Zagłębie pewnie wygrywa

Patryk Trybulec/Dziennik Zachodni
Zagłębie Sosnowiec 1:0 Zawisza Bydgoszcz
Zagłębie Sosnowiec 1:0 Zawisza Bydgoszcz Rafał Jamróz (Ekstraklasa.net)
Zagłębie Sosnowiec nie mogło sobie wymarzyć lepszej okazji do przełamania złej passy. W sobotę ekipa z Zagłębia Dąbrowskiego gościła u siebie niezbyt wymagającego Tura Turek i pewnie wygrała 3:1.

Jednak sosnowiczanie wychodząc na boisko mieli w pamięci wpadki z drużynami z dołu tabeli - na przykład remis 2:2 z Lechią Zielona Góra - dlatego do spotkania z teoretycznie słabszym przeciwnikiem przystąpili ze świadomością, że... przegrywają 0:1.

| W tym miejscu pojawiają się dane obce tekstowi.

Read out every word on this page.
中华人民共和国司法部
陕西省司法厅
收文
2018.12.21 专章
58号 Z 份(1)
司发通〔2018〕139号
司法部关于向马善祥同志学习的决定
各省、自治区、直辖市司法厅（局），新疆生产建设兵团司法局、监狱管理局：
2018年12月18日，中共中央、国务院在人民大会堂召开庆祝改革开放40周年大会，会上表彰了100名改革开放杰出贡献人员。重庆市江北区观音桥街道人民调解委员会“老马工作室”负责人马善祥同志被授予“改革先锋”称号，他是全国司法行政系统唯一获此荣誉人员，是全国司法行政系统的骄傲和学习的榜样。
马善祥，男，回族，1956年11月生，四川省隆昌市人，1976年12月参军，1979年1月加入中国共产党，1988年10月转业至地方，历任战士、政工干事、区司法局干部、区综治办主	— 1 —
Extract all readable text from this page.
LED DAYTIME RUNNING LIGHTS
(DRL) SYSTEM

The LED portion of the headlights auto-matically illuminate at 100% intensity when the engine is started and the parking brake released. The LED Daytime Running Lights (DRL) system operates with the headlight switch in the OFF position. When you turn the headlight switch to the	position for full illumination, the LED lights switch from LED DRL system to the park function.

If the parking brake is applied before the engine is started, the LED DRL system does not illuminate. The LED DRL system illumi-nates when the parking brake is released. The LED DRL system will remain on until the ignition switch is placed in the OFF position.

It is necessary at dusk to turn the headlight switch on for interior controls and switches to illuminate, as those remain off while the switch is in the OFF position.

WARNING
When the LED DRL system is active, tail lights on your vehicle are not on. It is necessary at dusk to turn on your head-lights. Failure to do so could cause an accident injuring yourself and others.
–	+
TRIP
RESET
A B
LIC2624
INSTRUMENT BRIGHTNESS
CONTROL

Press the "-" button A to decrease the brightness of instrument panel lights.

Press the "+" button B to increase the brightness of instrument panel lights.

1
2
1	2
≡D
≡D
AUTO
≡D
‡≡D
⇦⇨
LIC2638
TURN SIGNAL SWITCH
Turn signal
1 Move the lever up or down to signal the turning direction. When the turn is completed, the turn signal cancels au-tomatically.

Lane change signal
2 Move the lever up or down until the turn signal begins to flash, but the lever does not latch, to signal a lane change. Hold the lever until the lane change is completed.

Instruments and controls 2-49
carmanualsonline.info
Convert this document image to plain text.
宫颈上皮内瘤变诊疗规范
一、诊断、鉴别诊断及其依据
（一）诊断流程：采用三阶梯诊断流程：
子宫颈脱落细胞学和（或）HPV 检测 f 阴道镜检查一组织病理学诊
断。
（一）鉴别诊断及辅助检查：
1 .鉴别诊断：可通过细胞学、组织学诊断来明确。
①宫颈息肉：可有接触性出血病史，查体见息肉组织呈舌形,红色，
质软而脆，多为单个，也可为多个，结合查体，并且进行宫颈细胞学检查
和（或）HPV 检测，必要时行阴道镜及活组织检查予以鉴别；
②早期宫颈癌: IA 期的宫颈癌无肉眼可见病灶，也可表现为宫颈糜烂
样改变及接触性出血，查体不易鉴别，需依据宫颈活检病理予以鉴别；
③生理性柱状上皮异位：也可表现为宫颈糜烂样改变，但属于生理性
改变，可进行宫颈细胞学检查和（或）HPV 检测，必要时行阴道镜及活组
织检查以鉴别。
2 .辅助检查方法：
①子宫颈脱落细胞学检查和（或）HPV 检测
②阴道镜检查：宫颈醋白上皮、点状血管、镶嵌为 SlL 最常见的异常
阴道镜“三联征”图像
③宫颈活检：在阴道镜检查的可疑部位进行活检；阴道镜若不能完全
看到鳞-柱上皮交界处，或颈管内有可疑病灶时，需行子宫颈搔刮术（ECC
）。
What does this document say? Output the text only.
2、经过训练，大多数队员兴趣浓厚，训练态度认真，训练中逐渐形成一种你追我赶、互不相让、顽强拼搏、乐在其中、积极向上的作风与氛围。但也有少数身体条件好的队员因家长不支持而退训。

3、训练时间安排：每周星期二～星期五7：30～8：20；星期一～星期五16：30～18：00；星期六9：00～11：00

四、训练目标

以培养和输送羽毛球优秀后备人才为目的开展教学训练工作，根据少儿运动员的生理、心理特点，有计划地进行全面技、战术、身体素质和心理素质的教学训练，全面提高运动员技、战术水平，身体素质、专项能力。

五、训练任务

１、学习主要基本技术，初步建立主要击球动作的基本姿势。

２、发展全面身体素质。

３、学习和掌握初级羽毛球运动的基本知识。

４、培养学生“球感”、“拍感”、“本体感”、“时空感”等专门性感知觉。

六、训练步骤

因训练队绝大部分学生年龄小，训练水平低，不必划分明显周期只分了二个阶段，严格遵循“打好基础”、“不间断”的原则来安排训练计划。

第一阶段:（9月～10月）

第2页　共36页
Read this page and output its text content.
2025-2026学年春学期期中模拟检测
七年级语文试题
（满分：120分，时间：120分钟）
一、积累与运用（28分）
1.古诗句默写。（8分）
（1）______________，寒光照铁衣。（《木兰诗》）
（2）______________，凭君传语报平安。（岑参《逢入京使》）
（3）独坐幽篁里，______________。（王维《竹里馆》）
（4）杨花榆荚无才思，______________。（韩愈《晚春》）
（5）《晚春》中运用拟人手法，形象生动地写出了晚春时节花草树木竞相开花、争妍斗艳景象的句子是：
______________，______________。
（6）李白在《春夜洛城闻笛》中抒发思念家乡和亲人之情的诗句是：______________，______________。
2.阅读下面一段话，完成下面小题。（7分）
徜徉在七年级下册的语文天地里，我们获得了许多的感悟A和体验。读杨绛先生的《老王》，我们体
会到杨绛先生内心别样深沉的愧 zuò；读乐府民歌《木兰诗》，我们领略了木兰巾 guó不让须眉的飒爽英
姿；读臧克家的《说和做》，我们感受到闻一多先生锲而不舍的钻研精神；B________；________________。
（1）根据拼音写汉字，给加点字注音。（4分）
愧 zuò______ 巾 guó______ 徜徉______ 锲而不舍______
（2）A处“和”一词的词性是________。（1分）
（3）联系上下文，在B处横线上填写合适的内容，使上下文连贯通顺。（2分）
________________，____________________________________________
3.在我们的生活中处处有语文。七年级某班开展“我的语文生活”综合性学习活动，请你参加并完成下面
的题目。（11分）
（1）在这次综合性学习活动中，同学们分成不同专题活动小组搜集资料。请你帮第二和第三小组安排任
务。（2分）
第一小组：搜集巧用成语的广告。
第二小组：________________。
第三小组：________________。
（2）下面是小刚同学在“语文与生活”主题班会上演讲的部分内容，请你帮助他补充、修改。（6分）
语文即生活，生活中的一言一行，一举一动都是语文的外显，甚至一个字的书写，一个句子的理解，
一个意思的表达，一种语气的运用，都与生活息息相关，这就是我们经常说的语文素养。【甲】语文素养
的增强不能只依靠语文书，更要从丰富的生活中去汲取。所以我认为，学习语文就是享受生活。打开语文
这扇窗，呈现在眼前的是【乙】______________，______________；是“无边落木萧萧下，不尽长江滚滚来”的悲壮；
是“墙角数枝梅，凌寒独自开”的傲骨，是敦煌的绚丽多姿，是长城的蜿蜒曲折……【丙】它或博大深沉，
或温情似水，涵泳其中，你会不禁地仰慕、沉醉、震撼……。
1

- Lepiej gramy jak gonimy wynik. Wtedy jesteśmy bardziej skoncentrowani, dlatego powiedziałem zawodnikom, że na boisko wychodzimy właśnie z takim nastawieniem - zdradził trener Marek Chojnacki. Szkoleniowiec musiał być niezwykle przekonywujący w tworzeniu tej psychologicznej iluzji. Jego piłkarze już od pierwszych minut spotkania wzięli się
za... odrabianie strat. "Wyrównującego gola", dającego gospodarzom prowadzenie w 5. min. zdobył Adrian Mielec. Środkowy pomocnik po raz kolejny w tym sezonie popisał się silnym uderzeniem z dystansu, a piłka odbita od rąk bramkarza gości wpadła do bramki.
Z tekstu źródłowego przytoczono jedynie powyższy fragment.